Alors ensuite il y a la manière dont les Indien(ne)s perçoivent leur propre sexualité. Il faut savoir que l'Inde est le pays le plus chaste du monde (d'après le sondage mondial annuel de Durex, les Indien(ne)s ont moins de partenaires sexuels, au cours de leur vie, que n'importe qui d'autre sur terre). Évidemment les mœurs tendent à se libéraliser dans les métropoles, au sein des classes moyennes et supérieures, mais le phénomène reste marginal et sans commune mesure avec la libéralisation des mœurs occidentale. Il est difficile pour moi, en tant qu'homme, de savoir exactement ce que les femmes pensent de tout cela : éduquées depuis l'enfance à préserver leur respectabilité, elles restent soucieuse de cela et celle qui dépasse trop les bornes sera systématiquement stigmatisée, quel que soit son milieu. Le peu de femmes avec qui j'ai eu l'occasion d'aborder la question restent donc... très prudentes.
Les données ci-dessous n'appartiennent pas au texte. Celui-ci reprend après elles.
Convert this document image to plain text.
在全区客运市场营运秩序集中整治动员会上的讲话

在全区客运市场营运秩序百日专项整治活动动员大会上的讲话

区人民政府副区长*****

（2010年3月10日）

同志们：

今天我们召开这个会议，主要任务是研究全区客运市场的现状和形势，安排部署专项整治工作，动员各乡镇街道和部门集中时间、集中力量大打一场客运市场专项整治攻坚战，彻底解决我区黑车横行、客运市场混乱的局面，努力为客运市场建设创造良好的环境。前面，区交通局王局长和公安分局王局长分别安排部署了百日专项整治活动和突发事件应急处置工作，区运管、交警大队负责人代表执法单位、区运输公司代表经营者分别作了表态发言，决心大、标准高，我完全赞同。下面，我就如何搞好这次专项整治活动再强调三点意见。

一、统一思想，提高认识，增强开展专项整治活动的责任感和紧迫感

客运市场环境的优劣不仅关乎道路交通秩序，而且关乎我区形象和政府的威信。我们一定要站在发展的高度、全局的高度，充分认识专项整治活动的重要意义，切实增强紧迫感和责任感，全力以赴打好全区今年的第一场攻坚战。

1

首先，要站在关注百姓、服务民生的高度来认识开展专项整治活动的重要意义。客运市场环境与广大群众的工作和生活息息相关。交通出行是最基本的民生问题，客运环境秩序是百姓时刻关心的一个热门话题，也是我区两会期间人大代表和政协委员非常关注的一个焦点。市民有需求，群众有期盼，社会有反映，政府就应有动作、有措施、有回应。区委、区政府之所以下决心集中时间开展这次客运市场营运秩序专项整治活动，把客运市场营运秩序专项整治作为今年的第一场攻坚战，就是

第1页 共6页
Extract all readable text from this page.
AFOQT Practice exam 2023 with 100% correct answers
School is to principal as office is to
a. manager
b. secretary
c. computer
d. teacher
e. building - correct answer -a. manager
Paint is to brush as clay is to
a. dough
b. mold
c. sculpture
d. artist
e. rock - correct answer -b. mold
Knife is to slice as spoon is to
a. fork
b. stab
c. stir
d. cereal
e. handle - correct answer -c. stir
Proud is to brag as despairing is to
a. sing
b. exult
Les hommes, par contre, ne se privent pas d'aborder la question entre eux, et je suis donc davantage en position de recueillir leurs confidences.

Premier constat, l'homme indien est frustré. Je veux dire, pas frustré comme vos potes français quand ils n'ont pas réussi à tirer leur crampe depuis six mois : frustré comme un affamé du sexe, comme un enfant éthiopien sous-alimenté en 1985. On pourrait d'ailleurs envisager de réunir les plus grandes stars américaines et de leur faire de nouveau chanter We Are The World afin de recueillir des dons, d'envoyer un million de putes en Inde et de mettre un terme à la souffrance de ces pauvres garçons. Non, sérieusement, nombre d'Indiens se refusant, par dignité, à recourir à la prostitution, l'accès au sexe leur est quasiment interdit en dehors du mariage. Mais comme avec le mariage vient une série de complications interminables (belle-famille, enfants, relations entre l'épouse et la mère de l'époux, obligation de devenir responsable...), nombre d'Indiens ne sont pas pressés de se marier et alors c'est la diète. Avoir une petite amie avant le mariage est déjà difficile et réservé aux élites. Coucher avec la petite copine en question est encore plus difficile et réservé aux méga-élites. Quant au coup d'un soir à la fin d'une soirée bien arrosée, on oublie direct : ça n'existe pas. L'alcoolisme est profondément ancré dans les mœurs des Indiens célibataires et ce n'est pas pour rien : on boit pour oublier qu'on ne peut pas baiser ! Vous seriez étonnés du nombre d'Indiens célibataires que j'ai rencontrés qui boivent tous les soirs, même seuls et à la maison.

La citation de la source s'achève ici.